We adjust revenues and cash flows in the DCF model to reflect our forecasted delay and use a probability of eventual approval to 60% to account for additional risk.  Much is not clear at this point with the two primary unknowns being the time it will take for the partners to correct the deficiencies, and whether the resubmission review time will be two months or six months.  As management consults with its partners and the FDA, we will adjust our model and valuation accordingly.
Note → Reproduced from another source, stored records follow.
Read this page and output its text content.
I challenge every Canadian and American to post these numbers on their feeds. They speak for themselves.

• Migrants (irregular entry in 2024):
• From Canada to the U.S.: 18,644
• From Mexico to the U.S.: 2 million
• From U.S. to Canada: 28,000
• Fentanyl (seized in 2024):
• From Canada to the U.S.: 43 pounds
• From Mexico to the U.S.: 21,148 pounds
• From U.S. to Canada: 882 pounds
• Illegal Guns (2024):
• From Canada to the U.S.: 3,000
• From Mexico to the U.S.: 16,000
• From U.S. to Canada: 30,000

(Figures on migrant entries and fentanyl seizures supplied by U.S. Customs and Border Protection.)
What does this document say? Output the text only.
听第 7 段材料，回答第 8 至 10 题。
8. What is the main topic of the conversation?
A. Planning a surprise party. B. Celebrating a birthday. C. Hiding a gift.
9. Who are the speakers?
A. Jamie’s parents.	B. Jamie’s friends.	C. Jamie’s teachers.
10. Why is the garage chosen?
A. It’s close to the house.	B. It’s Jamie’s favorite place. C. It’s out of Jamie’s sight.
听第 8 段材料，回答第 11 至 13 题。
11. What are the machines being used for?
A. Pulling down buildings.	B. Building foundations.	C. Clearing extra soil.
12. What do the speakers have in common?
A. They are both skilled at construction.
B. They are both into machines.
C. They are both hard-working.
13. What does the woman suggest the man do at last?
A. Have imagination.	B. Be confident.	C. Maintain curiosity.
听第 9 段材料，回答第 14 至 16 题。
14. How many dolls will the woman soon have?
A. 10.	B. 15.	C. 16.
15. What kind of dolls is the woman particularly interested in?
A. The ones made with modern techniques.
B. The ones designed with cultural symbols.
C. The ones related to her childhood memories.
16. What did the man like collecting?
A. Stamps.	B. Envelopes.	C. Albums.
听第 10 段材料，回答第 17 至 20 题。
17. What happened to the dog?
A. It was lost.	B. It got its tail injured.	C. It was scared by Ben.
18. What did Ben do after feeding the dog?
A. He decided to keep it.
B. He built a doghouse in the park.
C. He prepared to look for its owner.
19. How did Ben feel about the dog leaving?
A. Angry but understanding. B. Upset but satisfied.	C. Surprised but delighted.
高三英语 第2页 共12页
ADMA’s second quarter had higher R&D expenses than expected, but we reduce 2H:16 expenses to reflect the anticipated delay in the hiring of a sales team.  Overshadowing the quarterly results, the FDA’s complete response letter was a surprise given the strong data supporting RI-002 and the fact that partners were already manufacturing, processing and testing FDA approved products.  This issuance of the CRL will cause a several month delay in the eventual marketing of RI-002 as partners remedy discrepancies and an additional FDA review is conducted.  On the positive side, none of the deficiencies were related to the lead product’s clinical safety or efficacy.  The main deficiencies were related to manufacturing and testing partners’ good manufacturing practices.  We are hopeful that the partners will be responsive and that the deficiencies will be rapidly remedied followed by a timely review by the FDA.  However, we have taken a conservative stance and assumed an 8-month delay to our previous timeline which places eventual launch some time in 2Q:17.